On Fri, Mar 16, 2012 at 8:47 AM, David Nyman <da...@davidnyman.com> wrote:

> What is intended by "the first person are no duplicable from their first
> person point of view" is just the mundane assumption that any subjective
> point of view is always limited to that of a single, localised individual.

Evolution has created us to be comfortable with that mundane assumption
because the environment does not contain duplicating chambers, but there is
nothing physically impossible or logically self contradictory about such
machines. So the idea that a  subjective point of view is always limited to
that of a localized single individual is just that, a mundane assumption
that worked well in the past but not necessarily in the future and is
certainly not a law of nature, just a rule of thumb that has worked pretty
well up to know.

>This is very far from being any kind of "mystical" claim

It's as mystical as the Roman Catholic idea of transubstantiation, although
all scientific tests say it's just like bread and wine they claim there is
a ENORMOUS difference and now it's really the body and blood of GOD; and in
my symmetrical room thought experiment all scientific tests say there is no
difference between the original and the copy, and even the two themselves
can not subjectively tell themselves apart, yet you insist there is still a
ENORMOUS difference between the two. Compared to that the Catholic's idea
is almost sensible.

> >it's just a statement about the limitations of ordinary experience.

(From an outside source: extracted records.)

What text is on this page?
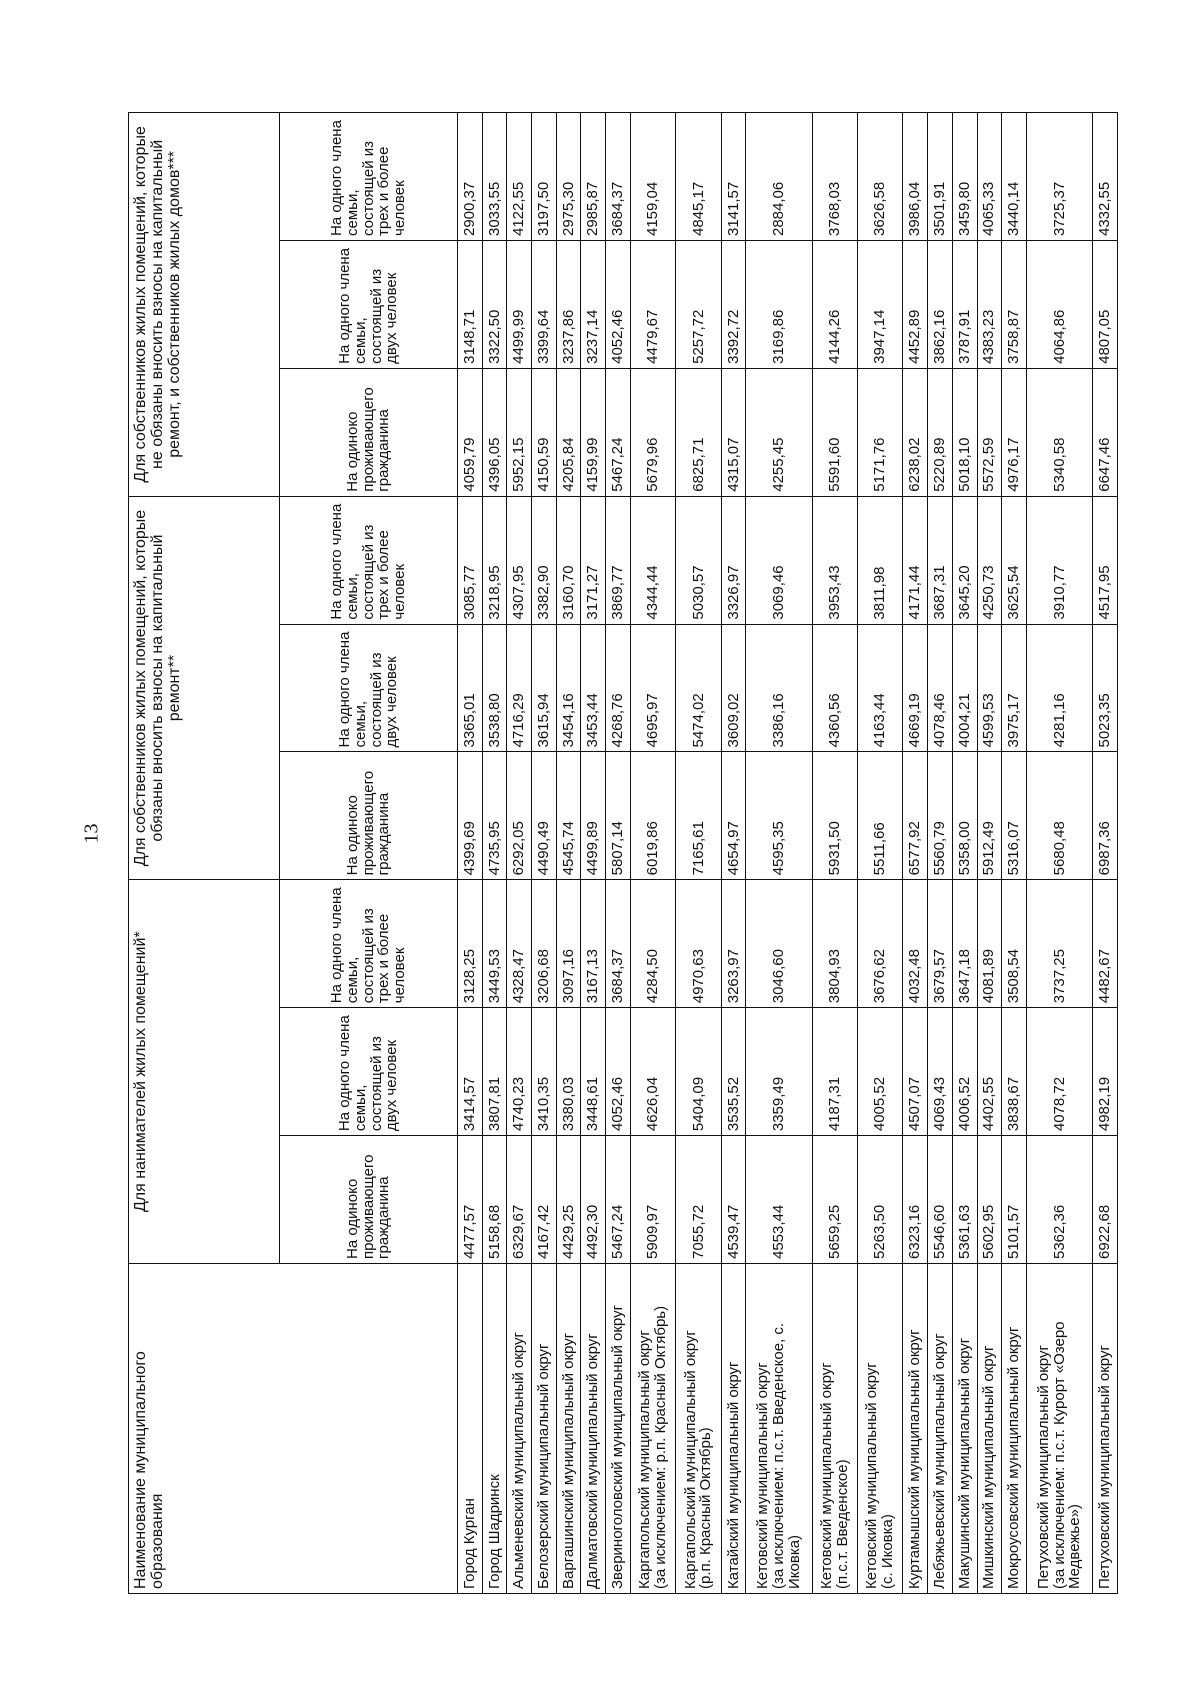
13
Наименование муниципального образования	Для нанимателей жилых помещений*			Для собственников жилых помещений, которые обязаны вносить взносы на капитальный ремонт**			Для собственников жилых помещений, которые не обязаны вносить взносы на капитальный ремонт, и собственников жилых домов***		
	На одиноко проживающего гражданина	На одного члена семьи, состоящей из двух человек	На одного члена семьи, состоящей из трех и более человек	На одиноко проживающего гражданина	На одного члена семьи, состоящей из двух человек	На одного члена семьи, состоящей из трех и более человек	На одиноко проживающего гражданина	На одного члена семьи, состоящей из двух человек	На одного члена семьи, состоящей из трех и более человек
Город Курган	4477,57	3414,57	3128,25	4399,69	3365,01	3085,77	4059,79	3148,71	2900,37
Город Шадринск	5158,68	3807,81	3449,53	4735,95	3538,80	3218,95	4396,05	3322,50	3033,55
Альменевский муниципальный округ	6329,67	4740,23	4328,47	6292,05	4716,29	4307,95	5952,15	4499,99	4122,55
Белозерский муниципальный округ	4167,42	3410,35	3206,68	4490,49	3615,94	3382,90	4150,59	3399,64	3197,50
Варгашинский муниципальный округ	4429,25	3380,03	3097,16	4545,74	3454,16	3160,70	4205,84	3237,86	2975,30
Далматовский муниципальный округ	4492,30	3448,61	3167,13	4499,89	3453,44	3171,27	4159,99	3237,14	2985,87
Звериноголовский муниципальный округ	5467,24	4052,46	3684,37	5807,14	4268,76	3869,77	5467,24	4052,46	3684,37
Каргапольский муниципальный округ
(за исключением: р.п. Красный Октябрь)	5909,97	4626,04	4284,50	6019,86	4695,97	4344,44	5679,96	4479,67	4159,04
Каргапольский муниципальный округ
(р.п. Красный Октябрь)	7055,72	5404,09	4970,63	7165,61	5474,02	5030,57	6825,71	5257,72	4845,17
Катайский муниципальный округ	4539,47	3535,52	3263,97	4654,97	3609,02	3326,97	4315,07	3392,72	3141,57
Кетовский муниципальный округ
(за исключением: п.с.т. Введенское, с. Иковка)	4553,44	3359,49	3046,60	4595,35	3386,16	3069,46	4255,45	3169,86	2884,06
Кетовский муниципальный округ
(п.с.т. Введенское)	5659,25	4187,31	3804,93	5931,50	4360,56	3953,43	5591,60	4144,26	3768,03
Кетовский муниципальный округ
(с. Иковка)	5263,50	4005,52	3676,62	5511,66	4163,44	3811,98	5171,76	3947,14	3626,58
Куртамышский муниципальный округ	6323,16	4507,07	4032,48	6577,92	4669,19	4171,44	6238,02	4452,89	3986,04
Лебяжьевский муниципальный округ	5546,60	4069,43	3679,57	5560,79	4078,46	3687,31	5220,89	3862,16	3501,91
Макушинский муниципальный округ	5361,63	4006,52	3647,18	5358,00	4004,21	3645,20	5018,10	3787,91	3459,80
Мишкинский муниципальный округ	5602,95	4402,55	4081,89	5912,49	4599,53	4250,73	5572,59	4383,23	4065,33
Мокроусовский муниципальный округ	5101,57	3838,67	3508,54	5316,07	3975,17	3625,54	4976,17	3758,87	3440,14
Петуховский муниципальный округ
(за исключением: п.с.т. Курорт «Озеро Медвежье»)	5362,36	4078,72	3737,25	5680,48	4281,16	3910,77	5340,58	4064,86	3725,37
Петуховский муниципальный округ	6922,68	4982,19	4482,67	6987,36	5023,35	4517,95	6647,46	4807,05	4332,55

Yes, but duplicating chambers are not ordinary, they involve extraordinary

> since by assumption each successor must be restricted to a single,
> localised experience That's the whole point of this step in the UDA
> reasoning.

I know, and that's exactly the problem.

> Can we accept it and move on?

You can do whatever you want, as for me I believe if a proof makes a
blunder in the first sentence there is no point in reading more.